Frank Cepollina, the project manager from NASA’s Satellite Servicing Capabilities Office said at the news conference “Were going to make this data available to everybody, that is all commercial industry that may want to leap off and start their own ventures, make that technology available, allow them them to understand what the risks are, what the problems are, and to in effect try to consolidate or try to reduce the risks of in-orbit repair and refuelling and maintenance.”
When SpaceRef contacted NASA about the sharing of data and tools with Canadian businesses, Dewayne Washington, a NASA spokesman from the Goddard Space Flight Center said “The Canadian Space Agency is our partner on RRM and we will exchange our performance results with them. Export control regulations prohibit sharing of the details behind the technologies. The respective intellectual property will stay protected in both Canada and the US. We are not asking CSA for details of Dextre Control Algorithms nor is CSA asking us for design details on our smart tools.”
In other words, no, unless you’re an American company the primary data and tools won’t be made available.
Successive governments have long touted the development of Canadian robotics. The recent stimulus funds from the Harper government served to further Canada’s expertise in robotics. The company that leads that expertise is MDA though many other contribute as well. The government even went as far as blocking the sale of MDA’s space division in 2008 to an American company, ATK, to protect Canada’s interest in the space sector. Since then MDA’s space division has proven to be its best earning division. MDA is currently flush with cash after selling its property-information division.

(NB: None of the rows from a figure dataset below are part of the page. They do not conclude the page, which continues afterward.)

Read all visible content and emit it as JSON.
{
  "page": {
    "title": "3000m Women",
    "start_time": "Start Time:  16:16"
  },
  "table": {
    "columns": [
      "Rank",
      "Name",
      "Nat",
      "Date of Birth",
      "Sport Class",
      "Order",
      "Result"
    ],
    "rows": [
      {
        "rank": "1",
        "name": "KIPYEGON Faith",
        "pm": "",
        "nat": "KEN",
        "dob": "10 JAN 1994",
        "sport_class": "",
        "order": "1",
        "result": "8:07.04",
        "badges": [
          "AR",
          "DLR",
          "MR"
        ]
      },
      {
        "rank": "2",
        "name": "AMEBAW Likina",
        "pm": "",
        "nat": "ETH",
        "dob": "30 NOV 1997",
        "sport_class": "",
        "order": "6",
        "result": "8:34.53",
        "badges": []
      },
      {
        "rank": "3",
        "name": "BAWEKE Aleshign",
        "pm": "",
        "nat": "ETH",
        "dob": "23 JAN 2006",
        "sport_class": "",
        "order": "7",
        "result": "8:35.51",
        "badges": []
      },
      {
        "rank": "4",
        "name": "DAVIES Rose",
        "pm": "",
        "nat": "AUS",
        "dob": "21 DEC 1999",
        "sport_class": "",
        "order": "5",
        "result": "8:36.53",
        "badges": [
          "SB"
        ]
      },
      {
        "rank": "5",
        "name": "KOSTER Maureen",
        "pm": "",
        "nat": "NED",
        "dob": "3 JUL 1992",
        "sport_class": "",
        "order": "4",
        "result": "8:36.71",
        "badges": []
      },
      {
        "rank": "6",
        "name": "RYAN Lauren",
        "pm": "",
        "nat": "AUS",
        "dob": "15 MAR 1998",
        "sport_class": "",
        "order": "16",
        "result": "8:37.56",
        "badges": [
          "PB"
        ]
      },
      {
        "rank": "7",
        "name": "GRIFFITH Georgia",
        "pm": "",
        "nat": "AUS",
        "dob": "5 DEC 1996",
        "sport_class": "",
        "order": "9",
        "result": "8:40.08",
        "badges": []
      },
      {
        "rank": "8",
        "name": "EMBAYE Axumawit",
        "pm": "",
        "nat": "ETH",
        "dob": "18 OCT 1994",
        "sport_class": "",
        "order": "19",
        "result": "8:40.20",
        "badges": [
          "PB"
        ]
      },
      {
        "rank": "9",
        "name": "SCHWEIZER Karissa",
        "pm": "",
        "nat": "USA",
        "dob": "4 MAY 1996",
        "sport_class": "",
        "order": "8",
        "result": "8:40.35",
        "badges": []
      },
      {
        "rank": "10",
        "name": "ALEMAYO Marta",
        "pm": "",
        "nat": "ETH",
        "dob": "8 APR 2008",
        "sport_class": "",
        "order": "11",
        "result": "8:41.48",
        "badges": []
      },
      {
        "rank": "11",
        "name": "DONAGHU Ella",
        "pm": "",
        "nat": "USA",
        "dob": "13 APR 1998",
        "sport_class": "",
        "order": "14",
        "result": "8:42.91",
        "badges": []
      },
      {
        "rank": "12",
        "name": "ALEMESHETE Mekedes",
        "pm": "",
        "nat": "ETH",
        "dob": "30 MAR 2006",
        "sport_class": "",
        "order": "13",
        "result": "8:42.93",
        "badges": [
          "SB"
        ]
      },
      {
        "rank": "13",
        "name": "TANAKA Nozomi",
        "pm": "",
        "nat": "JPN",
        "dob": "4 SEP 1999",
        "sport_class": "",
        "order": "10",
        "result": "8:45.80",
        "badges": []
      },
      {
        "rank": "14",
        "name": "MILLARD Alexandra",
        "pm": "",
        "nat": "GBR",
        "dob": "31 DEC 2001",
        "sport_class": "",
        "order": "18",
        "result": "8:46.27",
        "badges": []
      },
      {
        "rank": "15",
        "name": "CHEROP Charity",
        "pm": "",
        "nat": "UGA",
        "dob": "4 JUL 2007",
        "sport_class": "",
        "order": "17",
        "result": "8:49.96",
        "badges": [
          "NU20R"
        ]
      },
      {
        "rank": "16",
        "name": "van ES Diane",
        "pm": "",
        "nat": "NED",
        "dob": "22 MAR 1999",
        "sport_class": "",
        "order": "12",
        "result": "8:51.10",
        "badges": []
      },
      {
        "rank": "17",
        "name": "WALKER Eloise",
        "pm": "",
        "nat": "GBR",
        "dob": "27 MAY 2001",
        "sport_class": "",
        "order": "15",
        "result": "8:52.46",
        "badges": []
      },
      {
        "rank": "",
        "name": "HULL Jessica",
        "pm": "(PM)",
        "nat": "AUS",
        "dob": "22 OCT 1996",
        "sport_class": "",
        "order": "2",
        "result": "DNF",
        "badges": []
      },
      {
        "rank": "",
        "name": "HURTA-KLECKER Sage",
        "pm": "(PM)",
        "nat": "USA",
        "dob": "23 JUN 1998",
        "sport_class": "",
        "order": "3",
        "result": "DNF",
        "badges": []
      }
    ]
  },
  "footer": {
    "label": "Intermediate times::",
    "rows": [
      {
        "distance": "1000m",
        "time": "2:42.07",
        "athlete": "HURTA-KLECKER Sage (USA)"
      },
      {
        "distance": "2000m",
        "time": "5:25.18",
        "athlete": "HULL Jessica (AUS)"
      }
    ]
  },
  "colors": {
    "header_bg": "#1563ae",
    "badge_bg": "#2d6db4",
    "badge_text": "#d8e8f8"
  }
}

Using the robotic expertise MDA has acquired over the years they saw an opportunity for on-orbit servicing of satellites. That idea became the Satellite Infrastructure Servicing (SIS) initiative and earlier this year MDA signed Intelsat as its anchor tenant.
The idea of on-orbit servicing has been around for over 30 years and in the 80’s was a hot topic. But until the last few years the idea was dormant. However with the increased reliance by governments and commercial businesses on satellites, especially those in Geostationary orbits, the need to service satellites has become an important issue. In 2010 NASA held an the International Workshop on On-Orbit Satellite Servicing workshop. The report (PDF) released from that workshop stated that there is indeed a need for on-orbit servicing now. With that in mind plans were put forward by NASA for the Robotic Refueling Mission. Aside from the technical goals of the experiment NASA is hoping that US companies will see that there is indeed a market for this service now and move forward with developing a commercial solution. NASA has stated they don’t plan on developing the solution themselves.
Just last month MDA decided to extend the definition phase of its SIS initiative by three months. The reason was to see what NASA might do. As part of its business plan MDA is hoping to sign on U.S. government customers. However if a U.S. commercial entity goes forward with developing its own on-orbit solution and has the backing and is given data and technology from NASA it could be much harder for a foreign company to compete for U.S. government contracts and could put the MDA SIS initiative in jeopardy. However having Intelsat, a major commercial satellite owner on board and showing faith in MDA’s plan will certainly weigh in favour of it moving forward. MDA will release its second quarter results on July 29th and host an earnings call.